No morale in clickbait content

YouTube has gone from a small platform hosting low-quality videos of cats to a massive collective of news, entertainment, and information shared worldwide. With over 1 billion users watching over 5 billion videos every day, the sheer amount of content being shared is unparalleled by any other library of knowledge in history.

However, unlike any other library, YouTube has the potential to provide one thing for those who take part in the creation of media: an extremely lucrative career. With such a massive audience, YouTube has a problem with incentivizing those who are willing to do anything for a few minutes of attention through ad revenue. Users compete for their videos to have most controversial title or the most scandalous headline to get as many views as possible and to make as much money as possible from the ads that come before or during the video. The more people click on the video, the more YouTube’s algorithm suggests that video to other users, giving them an even larger audience. Eventually that video may even make the front page, giving it even more attention, more views, and more ad money.
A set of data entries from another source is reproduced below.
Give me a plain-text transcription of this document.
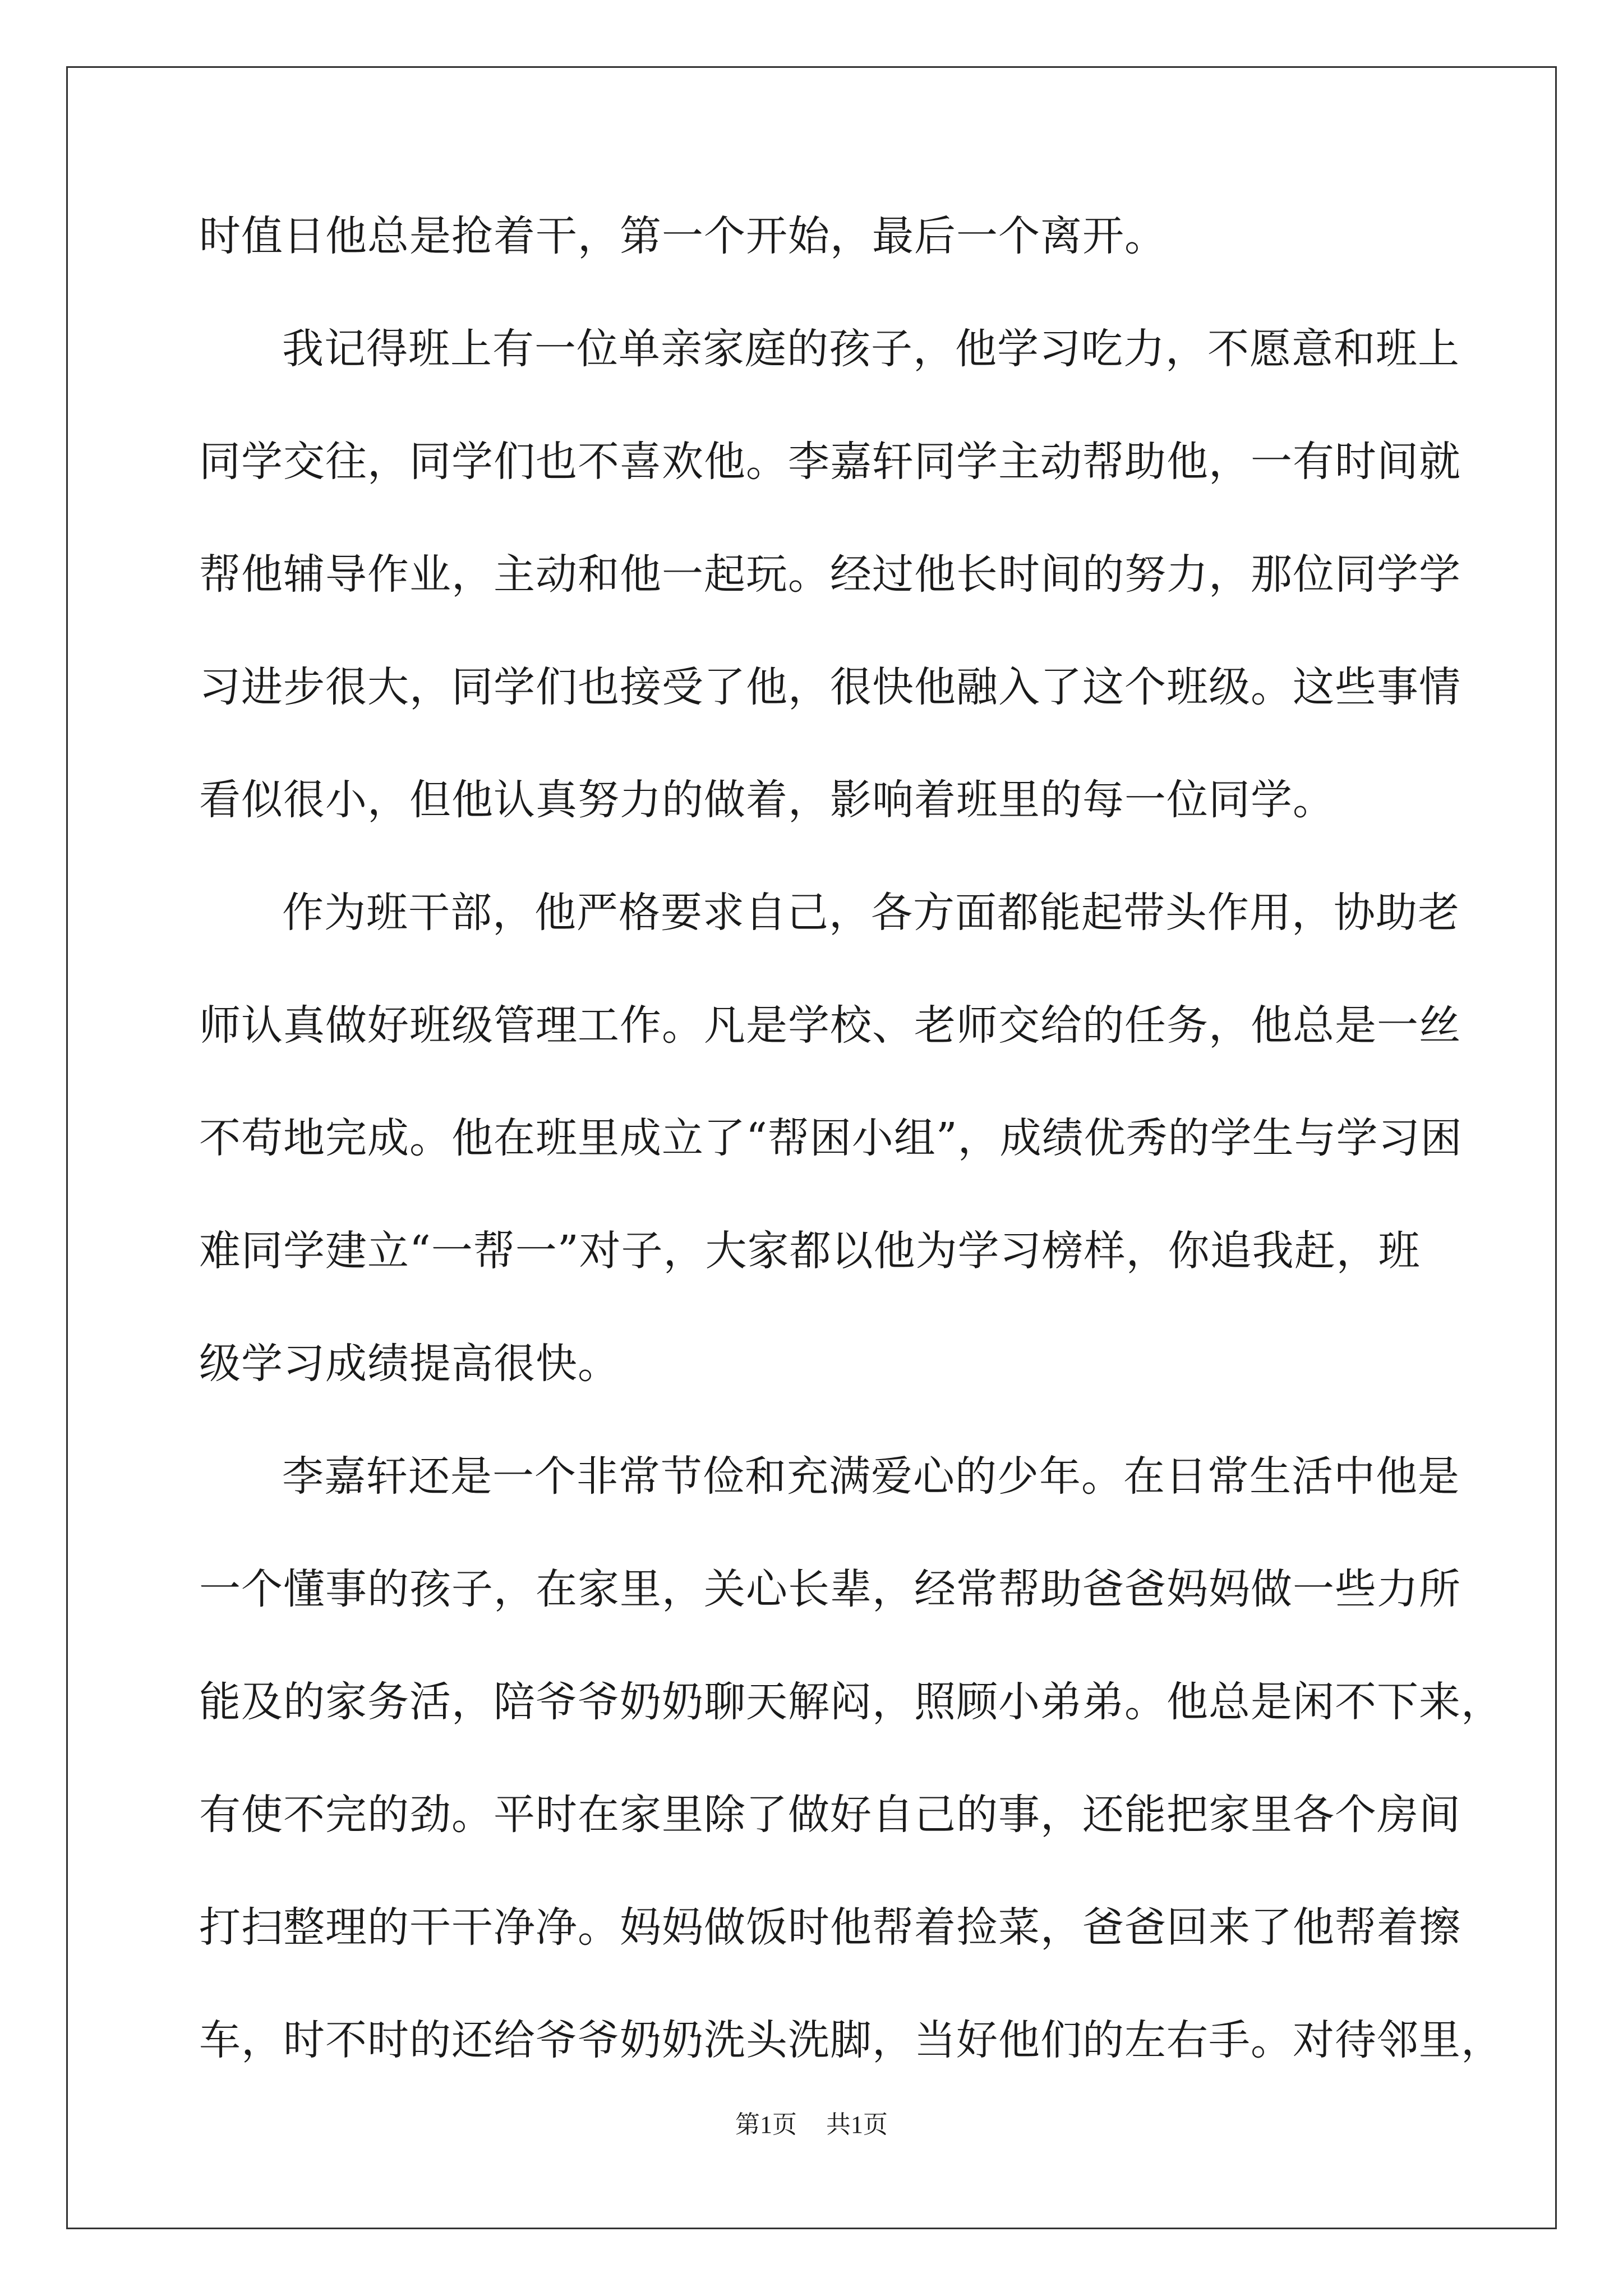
时值日他总是抢着干，第一个开始，最后一个离开。
我记得班上有一位单亲家庭的孩子，他学习吃力，不愿意和班上
同学交往，同学们也不喜欢他。李嘉轩同学主动帮助他，一有时间就
帮他辅导作业，主动和他一起玩。经过他长时间的努力，那位同学学
习进步很大，同学们也接受了他，很快他融入了这个班级。这些事情
看似很小，但他认真努力的做着，影响着班里的每一位同学。
作为班干部，他严格要求自己，各方面都能起带头作用，协助老
师认真做好班级管理工作。凡是学校、老师交给的任务，他总是一丝
不苟地完成。他在班里成立了“帮困小组”，成绩优秀的学生与学习困
难同学建立“一帮一”对子，大家都以他为学习榜样，你追我赶，班
级学习成绩提高很快。
李嘉轩还是一个非常节俭和充满爱心的少年。在日常生活中他是
一个懂事的孩子，在家里，关心长辈，经常帮助爸爸妈妈做一些力所
能及的家务活，陪爷爷奶奶聊天解闷，照顾小弟弟。他总是闲不下来，
有使不完的劲。平时在家里除了做好自己的事，还能把家里各个房间
打扫整理的干干净净。妈妈做饭时他帮着捡菜，爸爸回来了他帮着擦
车，时不时的还给爷爷奶奶洗头洗脚，当好他们的左右手。对待邻里，
第1页 共1页
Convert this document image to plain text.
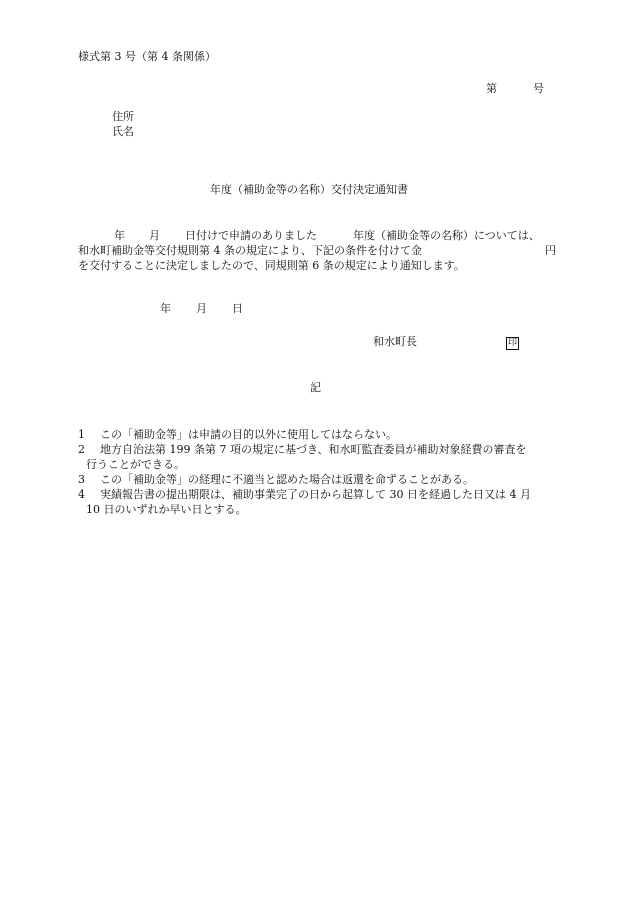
様式第 3 号（第 4 条関係）
第	号
住所
氏名
年度（補助金等の名称）交付決定通知書
年 月 日付けで申請のありました	年度（補助金等の名称）については、
和水町補助金等交付規則第 4 条の規定により、下記の条件を付けて金	円
を交付することに決定しましたので、同規則第 6 条の規定により通知します。
年 月 日
和水町長	印
記
1	この「補助金等」は申請の目的以外に使用してはならない。
2	地方自治法第 199 条第 7 項の規定に基づき、和水町監査委員が補助対象経費の審査を
行うことができる。
3	この「補助金等」の経理に不適当と認めた場合は返還を命ずることがある。
4	実績報告書の提出期限は、補助事業完了の日から起算して 30 日を経過した日又は 4 月
10 日のいずれか早い日とする。
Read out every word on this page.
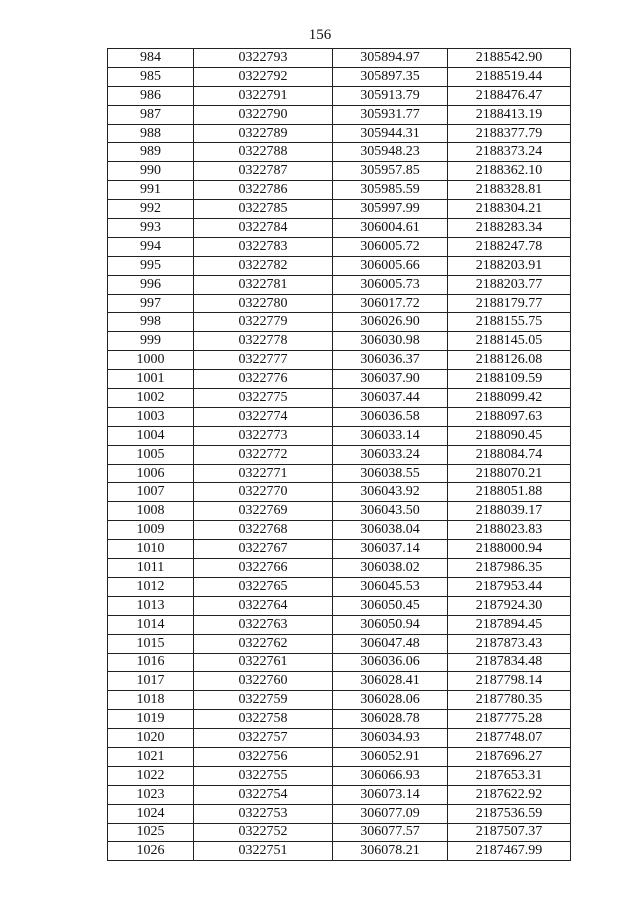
156
984	0322793	305894.97	2188542.90
985	0322792	305897.35	2188519.44
986	0322791	305913.79	2188476.47
987	0322790	305931.77	2188413.19
988	0322789	305944.31	2188377.79
989	0322788	305948.23	2188373.24
990	0322787	305957.85	2188362.10
991	0322786	305985.59	2188328.81
992	0322785	305997.99	2188304.21
993	0322784	306004.61	2188283.34
994	0322783	306005.72	2188247.78
995	0322782	306005.66	2188203.91
996	0322781	306005.73	2188203.77
997	0322780	306017.72	2188179.77
998	0322779	306026.90	2188155.75
999	0322778	306030.98	2188145.05
1000	0322777	306036.37	2188126.08
1001	0322776	306037.90	2188109.59
1002	0322775	306037.44	2188099.42
1003	0322774	306036.58	2188097.63
1004	0322773	306033.14	2188090.45
1005	0322772	306033.24	2188084.74
1006	0322771	306038.55	2188070.21
1007	0322770	306043.92	2188051.88
1008	0322769	306043.50	2188039.17
1009	0322768	306038.04	2188023.83
1010	0322767	306037.14	2188000.94
1011	0322766	306038.02	2187986.35
1012	0322765	306045.53	2187953.44
1013	0322764	306050.45	2187924.30
1014	0322763	306050.94	2187894.45
1015	0322762	306047.48	2187873.43
1016	0322761	306036.06	2187834.48
1017	0322760	306028.41	2187798.14
1018	0322759	306028.06	2187780.35
1019	0322758	306028.78	2187775.28
1020	0322757	306034.93	2187748.07
1021	0322756	306052.91	2187696.27
1022	0322755	306066.93	2187653.31
1023	0322754	306073.14	2187622.92
1024	0322753	306077.09	2187536.59
1025	0322752	306077.57	2187507.37
1026	0322751	306078.21	2187467.99
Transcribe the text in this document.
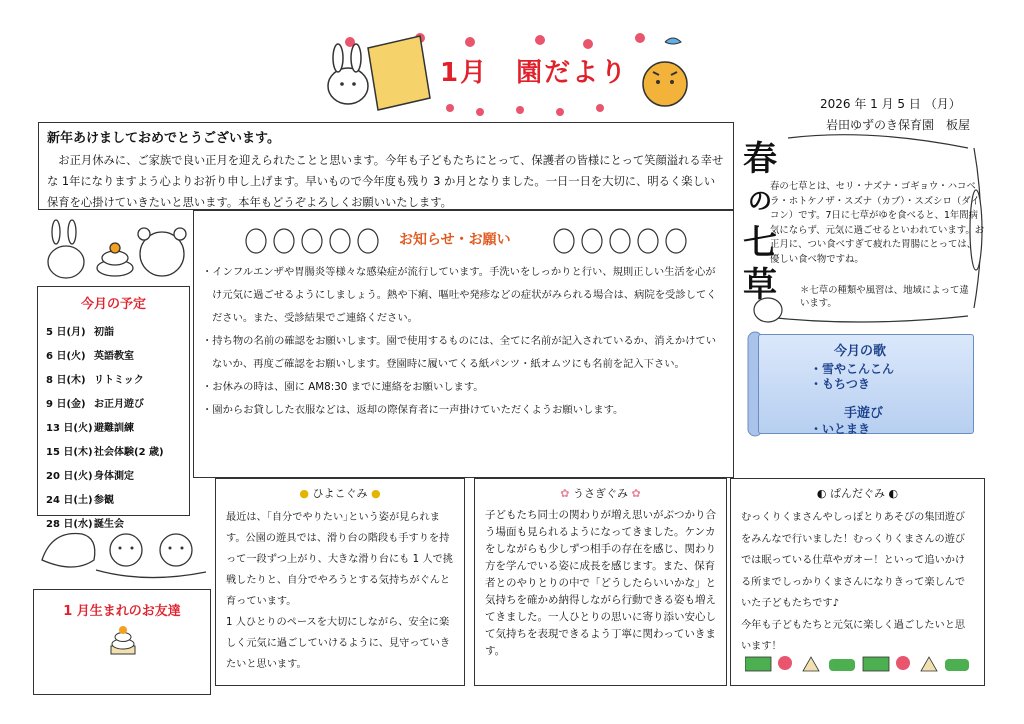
1月　園だより
2026 年 1 月 5 日 （月）
岩田ゆずのき保育園　板屋

新年あけましておめでとうございます。

お正月休みに、ご家族で良い正月を迎えられたことと思います。今年も子どもたちにとって、保護者の皆様にとって笑顔溢れる幸せな 1年になりますよう心よりお祈り申し上げます。早いもので今年度も残り 3 か月となりました。一日一日を大切に、明るく楽しい保育を心掛けていきたいと思います。本年もどうぞよろしくお願いいたします。

お知らせ・お願い
・インフルエンザや胃腸炎等様々な感染症が流行しています。手洗いをしっかりと行い、規則正しい生活を心がけ元気に過ごせるようにしましょう。熱や下痢、嘔吐や発疹などの症状がみられる場合は、病院を受診してください。また、受診結果でご連絡ください。
・持ち物の名前の確認をお願いします。園で使用するものには、全てに名前が記入されているか、消えかけていないか、再度ご確認をお願いします。登園時に履いてくる紙パンツ・紙オムツにも名前を記入下さい。
・お休みの時は、園に AM8:30 までに連絡をお願いします。
・園からお貸しした衣服などは、返却の際保育者に一声掛けていただくようお願いします。
今月の予定
5 日(月) 初詣
6 日(火) 英語教室
8 日(木) リトミック
9 日(金) お正月遊び
13 日(火) 避難訓練
15 日(木) 社会体験(2 歳)
20 日(火) 身体測定
24 日(土) 参観
28 日(水) 誕生会
1 月生まれのお友達
● ひよこぐみ ●

最近は、｢自分でやりたい｣という姿が見られます。公園の遊具では、滑り台の階段も手すりを持って一段ずつ上がり、大きな滑り台にも 1 人で挑戦したりと、自分でやろうとする気持ちがぐんと育っています。

1 人ひとりのペースを大切にしながら、安全に楽しく元気に過ごしていけるように、見守っていきたいと思います。

✿ うさぎぐみ ✿

子どもたち同士の関わりが増え思いがぶつかり合う場面も見られるようになってきました。ケンカをしながらも少しずつ相手の存在を感じ、関わり方を学んでいる姿に成長を感じます。また、保育者とのやりとりの中で「どうしたらいいかな」と気持ちを確かめ納得しながら行動できる姿も増えてきました。一人ひとりの思いに寄り添い安心して気持ちを表現できるよう丁寧に関わっていきます。

◐ ぱんだぐみ ◐

むっくりくまさんやしっぽとりあそびの集団遊びをみんなで行いました！むっくりくまさんの遊びでは眠っている仕草やガオー！といって追いかける所までしっかりくまさんになりきって楽しんでいた子どもたちです♪

今年も子どもたちと元気に楽しく過ごしたいと思います！

春
の
七
草
春の七草とは、セリ・ナズナ・ゴギョウ・ハコベラ・ホトケノザ・スズナ（カブ）・スズシロ（ダイコン）です。7日に七草がゆを食べると、1年間病気にならず、元気に過ごせるといわれています。お正月に、つい食べすぎて疲れた胃腸にとっては、優しい食べ物ですね。
＊七草の種類や風習は、地域によって違います。
今月の歌
・雪やこんこん
・もちつき
手遊び
・いとまき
However, this begs the question, is YouTube clickbait all that bad? Humans have always been creating content for attention; before YouTube there was television, before television there was radio, before radio there was live theater, so on and so forth all the way back to hoping someone would see the cool cave painting you put on a wall. It may be more profitable than ever before, and there may be new tools and new platforms to attract attention with, but it is all the same isn’t it? If people need to make a living off of something, creating videos that are intentionally misleading or capitalize on shock value cannot be wrong, can it?

I believe it can. The mass scale on which content can be created and shared is unlike anything humanity has even seen before, and with it comes the power to impact an entire country’s worth of people. No longer are media ethics a concern for journalists alone, it should become a responsibility of YouTubers as well, especially those with large audiences.

The Internet does not exist in a vacuum, and no longer is it a niche little club that most people are unaware of and bears no consequence on society. It is estimated that 80% of Americans use the Internet, and 80% of people watch YouTube. With almost the entire country watching, we need regulations. When we don’t effectively regulate, people will abuse the platform in order to further their own careers, regardless of the ethics.

Take for example, the case of YouTube star Logan Paul. An incredibly successful YouTuber who made multiple YouTube videos that were meant to attract attention with shock value, the most controversial of which featured the dead body of a man who committed suicide. The body, completely uncensored, appeared in the thumbnail of the video. Within the video itself, Paul and his friends stand around filming the body while joking and laughing, showing the man’s face over and over again. This video was eventually taken down, but not by YouTube, by Paul himself after the backlash threatened his popularity. YouTube hosted the video on its front page, allowing it to rake in millions of views before it was removed, and did not penalize Paul’s channel in any way.

A real person, who took their own life, was exploited for views on YouTube. There need to be restrictions put into place to prevent something like this from ever happening again. Some may have concerns over their freedom of speech being taken away. However, we already have similar regulations on television and radio. These rules are the reason why you don’t turn on the TV and see graphic footage of a real person’s corpse after a suicide, unlike what is readily available on YouTube.